In spite of a short war and ongoing closure of borders, trade between India and Pakistan continued in May with official figures indicating that imports from India remained at a three-year peak during July-May FY25.
Imports from India amounted to $211.5 million during the first 11 months of FY25 — exceeding $207m in FY24 and $190m in FY23, based on State Bank of Pakistan (SBP) data. In May alone — when the four-day war erupted at the start of the month—imports were at $15m, which fell slightly short of $17m during the same month last year.
Pakistani exports to India, however, continued to be negligible. During May, they came in at a mere $1,000, whereas overall exports for July-May FY25 were only $0.5m. During FY24 and FY23, they were $3.44m and $0.33m, respectively, which points to the extremely asymmetrical nature of bilateral trade.
Traders shied away from commenting on the continuation of imports during the strained time. One of them proposed that the products could have come through third countries with payments already made before the hostilities.
“It could have come from a third country and the payment for the May imports would have been made before the war,” he said.

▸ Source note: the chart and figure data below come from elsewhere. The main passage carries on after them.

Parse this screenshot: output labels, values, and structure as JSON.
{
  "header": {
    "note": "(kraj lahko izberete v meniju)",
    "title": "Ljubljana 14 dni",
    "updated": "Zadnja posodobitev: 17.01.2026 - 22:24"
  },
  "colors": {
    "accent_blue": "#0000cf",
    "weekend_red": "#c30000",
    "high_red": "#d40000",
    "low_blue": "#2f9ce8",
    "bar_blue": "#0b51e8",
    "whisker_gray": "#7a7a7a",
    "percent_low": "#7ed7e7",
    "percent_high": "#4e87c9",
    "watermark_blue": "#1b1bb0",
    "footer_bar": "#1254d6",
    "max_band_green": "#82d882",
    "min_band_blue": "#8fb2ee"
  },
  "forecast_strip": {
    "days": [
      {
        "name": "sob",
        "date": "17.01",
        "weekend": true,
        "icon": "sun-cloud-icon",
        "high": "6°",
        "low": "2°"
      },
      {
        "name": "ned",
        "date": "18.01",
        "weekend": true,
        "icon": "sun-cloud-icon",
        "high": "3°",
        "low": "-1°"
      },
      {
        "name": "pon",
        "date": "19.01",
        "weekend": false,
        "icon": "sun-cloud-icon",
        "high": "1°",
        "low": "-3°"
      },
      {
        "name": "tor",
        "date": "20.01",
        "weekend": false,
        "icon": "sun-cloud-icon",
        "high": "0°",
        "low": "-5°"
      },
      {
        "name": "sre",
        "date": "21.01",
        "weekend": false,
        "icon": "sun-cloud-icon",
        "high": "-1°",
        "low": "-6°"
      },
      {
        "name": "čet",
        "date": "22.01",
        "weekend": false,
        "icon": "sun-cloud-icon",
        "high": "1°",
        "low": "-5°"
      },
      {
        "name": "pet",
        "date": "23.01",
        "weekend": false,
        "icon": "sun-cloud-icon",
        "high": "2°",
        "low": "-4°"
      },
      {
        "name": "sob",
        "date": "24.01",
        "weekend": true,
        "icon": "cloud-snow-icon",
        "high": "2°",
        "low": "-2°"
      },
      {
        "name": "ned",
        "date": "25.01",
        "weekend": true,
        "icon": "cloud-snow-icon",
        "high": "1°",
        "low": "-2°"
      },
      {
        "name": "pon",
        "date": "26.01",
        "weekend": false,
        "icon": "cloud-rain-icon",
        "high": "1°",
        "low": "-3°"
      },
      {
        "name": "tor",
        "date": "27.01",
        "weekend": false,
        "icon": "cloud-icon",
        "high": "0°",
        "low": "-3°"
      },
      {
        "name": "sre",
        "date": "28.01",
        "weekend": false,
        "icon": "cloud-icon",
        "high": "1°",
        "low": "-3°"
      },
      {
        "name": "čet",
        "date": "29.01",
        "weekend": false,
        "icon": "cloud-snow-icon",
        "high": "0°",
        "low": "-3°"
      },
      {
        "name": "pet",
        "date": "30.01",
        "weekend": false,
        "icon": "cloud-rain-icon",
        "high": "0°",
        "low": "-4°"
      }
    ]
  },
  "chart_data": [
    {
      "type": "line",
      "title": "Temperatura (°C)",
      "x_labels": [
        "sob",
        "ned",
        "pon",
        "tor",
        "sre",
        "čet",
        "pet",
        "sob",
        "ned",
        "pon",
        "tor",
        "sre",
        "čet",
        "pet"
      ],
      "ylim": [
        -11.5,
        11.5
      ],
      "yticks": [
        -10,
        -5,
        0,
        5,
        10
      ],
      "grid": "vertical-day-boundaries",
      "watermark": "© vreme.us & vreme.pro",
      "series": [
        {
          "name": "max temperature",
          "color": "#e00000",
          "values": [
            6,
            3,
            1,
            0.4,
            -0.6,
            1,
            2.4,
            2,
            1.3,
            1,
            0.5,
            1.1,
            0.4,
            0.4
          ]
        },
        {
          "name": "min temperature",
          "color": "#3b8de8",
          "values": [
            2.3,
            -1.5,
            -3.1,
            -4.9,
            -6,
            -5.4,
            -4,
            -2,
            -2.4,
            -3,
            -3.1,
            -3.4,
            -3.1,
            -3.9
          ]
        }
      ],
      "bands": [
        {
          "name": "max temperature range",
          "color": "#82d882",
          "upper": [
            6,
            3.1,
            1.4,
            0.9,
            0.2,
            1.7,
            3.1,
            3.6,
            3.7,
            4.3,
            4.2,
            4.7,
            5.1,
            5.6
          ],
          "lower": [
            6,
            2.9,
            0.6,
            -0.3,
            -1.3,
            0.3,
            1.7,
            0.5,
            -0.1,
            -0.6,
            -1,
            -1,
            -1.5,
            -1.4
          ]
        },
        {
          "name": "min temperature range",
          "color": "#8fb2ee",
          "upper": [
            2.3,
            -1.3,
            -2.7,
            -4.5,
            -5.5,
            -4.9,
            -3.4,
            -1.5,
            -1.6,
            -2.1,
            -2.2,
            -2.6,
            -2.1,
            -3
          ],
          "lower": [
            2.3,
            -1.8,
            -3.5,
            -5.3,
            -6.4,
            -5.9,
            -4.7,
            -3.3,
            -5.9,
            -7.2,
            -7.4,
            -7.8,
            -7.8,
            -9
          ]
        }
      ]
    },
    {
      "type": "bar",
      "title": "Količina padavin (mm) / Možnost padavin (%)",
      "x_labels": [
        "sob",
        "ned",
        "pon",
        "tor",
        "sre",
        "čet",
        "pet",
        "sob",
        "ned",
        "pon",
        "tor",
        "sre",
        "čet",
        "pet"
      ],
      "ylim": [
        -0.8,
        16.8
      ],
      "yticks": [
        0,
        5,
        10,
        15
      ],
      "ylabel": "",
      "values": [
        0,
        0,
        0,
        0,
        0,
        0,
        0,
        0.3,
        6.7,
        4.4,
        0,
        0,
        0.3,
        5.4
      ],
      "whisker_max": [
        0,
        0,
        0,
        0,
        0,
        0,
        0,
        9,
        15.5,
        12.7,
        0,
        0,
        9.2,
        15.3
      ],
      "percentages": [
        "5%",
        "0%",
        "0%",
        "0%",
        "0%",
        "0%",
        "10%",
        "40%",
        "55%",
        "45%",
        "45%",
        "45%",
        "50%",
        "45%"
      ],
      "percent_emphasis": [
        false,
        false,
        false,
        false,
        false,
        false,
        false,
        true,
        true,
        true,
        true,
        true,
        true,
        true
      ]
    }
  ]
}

While government figures show minimal trade, Indian think tanks say actual trade is much greater. The India-based Global Trade Research Initiative (GTRI) last month said India’s unofficial exports to Pakistan stood at an estimated $10bn a year, channeled mainly through Dubai, Colombo, and Singapore.
Experts explain the unofficial trade continues to be strong because of the high cost of production in Pakistan and its industrial reliance on foreign inputs.
Official trade ties between Pakistan and India have been in limbo since 2019, but the data and ground realities indicate economic interdependence continues to exist, albeit through unofficial channels.